Si bien el reino parecía celebrar aquel embarazo, la reina no. Luego de que la princesa Maenyra dejara de ser su dama para tomar la tutela de la hija del usurpador y la de sus propios hermanos, el deseo que Jacaerys parecía sentir por ella se había apagado. Eran pocas las veces que la veían, esto a petición de la reina, claro está, pero aun así debía escuchar incansablemente a Aegon y Viserys hablar de su nana.
Las mujeres de la corte y el pequeño concejo decían que era inadecuado que una princesa se encargara de aquella tarea; decían que los jovenes ya no tenian edad de tener una nana y que deberian tener tutores y que la joven princesa de 19 años debería ser desposada inmediatamente, pero cada que el matrimonio era puesto sobre la mesa, el rey se negaba.
"—Los príncipes se niegan a tener tutores —el rey decía—. Cuando mis hermanos dejen de quererla, se casará."
Baela sabía que mentía, sabía que, como lo fue el luto hacía un año, ahora lo serían sus hermanos; sabía que Jacaerys no quería casar a la estúpida hija de Alicent Hightower.

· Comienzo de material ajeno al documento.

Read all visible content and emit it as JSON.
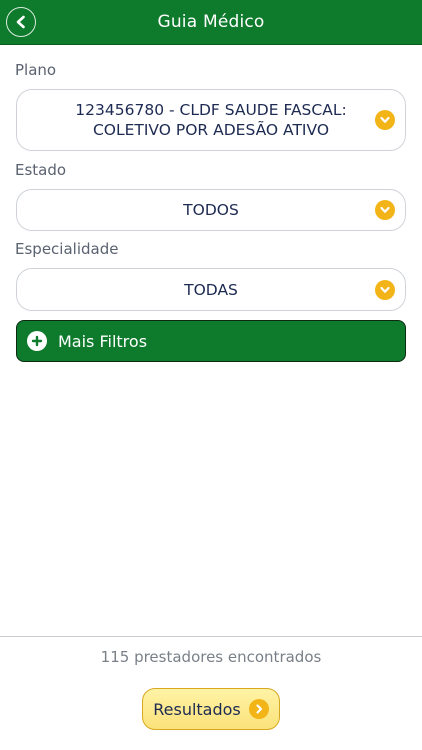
{
  "header": {
    "title": "Guia Médico",
    "back_icon": "chevron-left-icon"
  },
  "plano": {
    "label": "Plano",
    "value_line1": "123456780 - CLDF SAUDE FASCAL:",
    "value_line2": "COLETIVO POR ADESÃO ATIVO"
  },
  "estado": {
    "label": "Estado",
    "value": "TODOS"
  },
  "especialidade": {
    "label": "Especialidade",
    "value": "TODAS"
  },
  "filters": {
    "more_label": "Mais Filtros",
    "icon": "plus-circle-icon"
  },
  "footer": {
    "count_text": "115 prestadores encontrados",
    "results_label": "Resultados"
  },
  "colors": {
    "brand_green": "#0e7a2c",
    "accent_yellow": "#f2b417",
    "button_yellow": "#fbe27a"
  }
}
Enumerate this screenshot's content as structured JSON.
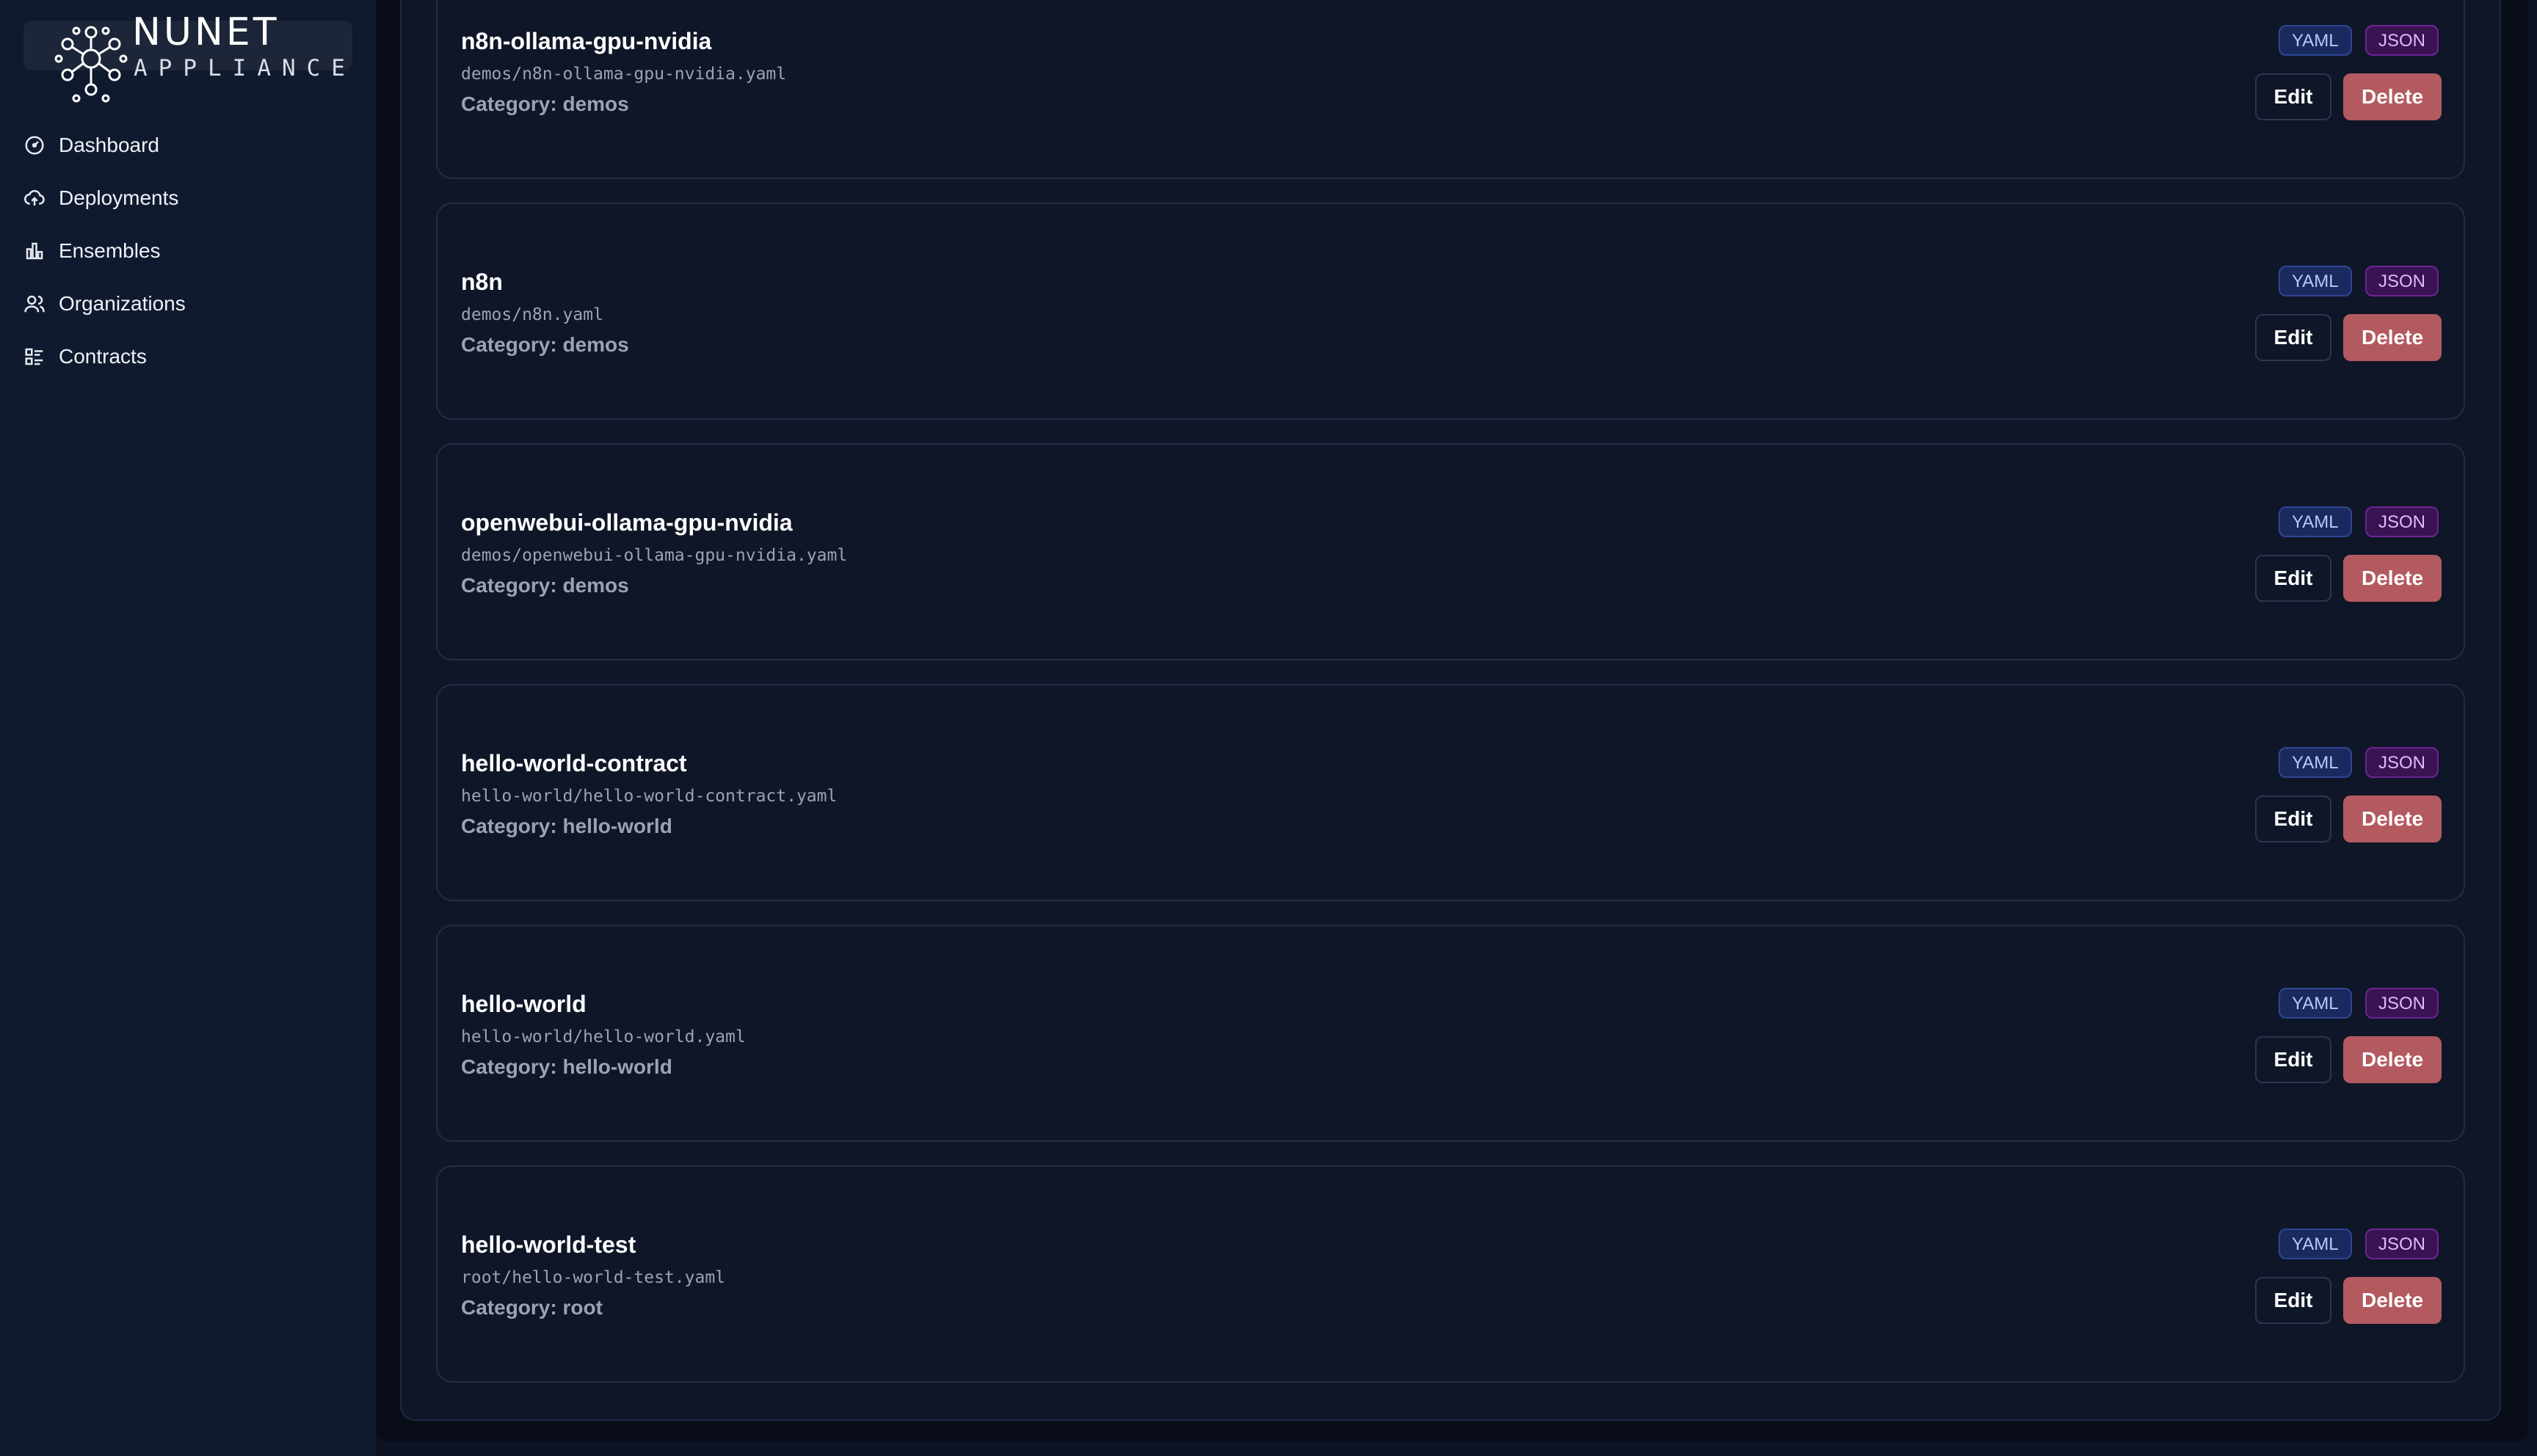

El matrimonio de Baela y Jacaerys, si bien era uno basado en la lealtad y la confianza de aquellos que pelearon una guerra codo a codo, carecía de pasión, una pasión que el rey dejaba ver cuando se negaba a casar a Maenyra.
Baela estaba cansada.
—¿Cómo te sientes? —Como cada mañana desde que su embarazo se anunció, el rey iba a sus aposentos a ver cómo estaba.
—Bien, un poco cansada. —La reina le sonrió a su esposo—. Espero salir de la cama mañana.
—Vendré a verte más tarde; descansa.
Al salir de aquel lugar, el rey se dirigía a desayunar con sus hermanos. Los dos adolecentes de 13 y 11 años entraban tomados de la mano de Maenyra; estaban en edad de ser escuderos y coperos, el rey lo sabía, pero no quería dejar de ver la sonrisa de Maenyra cada mañana.
Detrás de la joven princesa se podía ver de pie a la tímida Jaehaera; la niña de diez años se escondía de la vista del rey, quien la asustaba. Siempre tenía un rostro enojado. Ver a Maenyra ser tan suave y amable con los tres niños lo hacía recordar aquel sueño, ese sueño bendito en el que Maenyra daba a luz a su hijo.
—Los veré después de su entrenamiento para llevarlos a sus lecciones.
Jacaerys vio como los dos adolescentes dejaban un rápido beso en la mejilla de su tía. Viserys incluso se sonrojó. Maenyra besó sus frentes y se dio la vuelta. La vio parlotear con la pequeña niña mientras caminaban al jardín; las dos habían tomado por costumbre desayunar en aquel lugar.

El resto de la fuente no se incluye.